Another interesting question: can Alice hide her person from the medical service, when she gets tested? in other words - unbind the result and her person, so the medical service obviously possesses the results, but don't know a person whom the result belongs to. To achieve this, both organizational and cryptographic techniques needed. I see the following approach. Alice (as well as everyone) sends her blood samples under some anonymous one-time identifier. Then, the medical service publishes all results with corresponding identifiers to some public site. Again, with signatures.
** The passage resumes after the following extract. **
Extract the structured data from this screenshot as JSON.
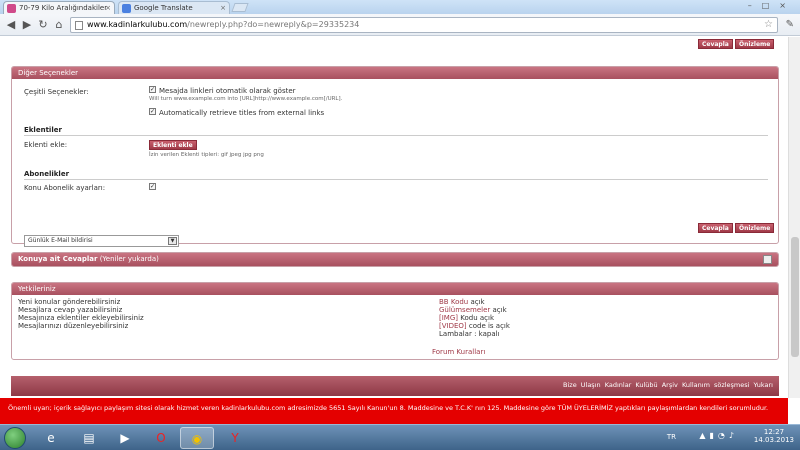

When the result is ready, Alice sees it on the site. Nobody knows, except Alice, that this specific result corresponds to her. Well, but now she needs to convince Bob (and only him) that this identifier is her. This is where ZKP could bring a help. For example, we can employ Schnorr protocol, which allows proving a knowledge of discrete logarithm. So, Alive generates her anonymous identifier as an exponent of some secret value. Then, Alice can prove that she knows this secret value, using Schnorr protocol. (any other ZKP protocols could be used here)

When I wrote the last words, I've found that this approach has some security holes :) To cheat Bob, Alice can ask her friend to get tested instead of her (of course, the friend tells Alice the secret value). So actually, Bob will receive results of the friend of Alice. This can be also fixed in some way. You can elaborate more in this direction.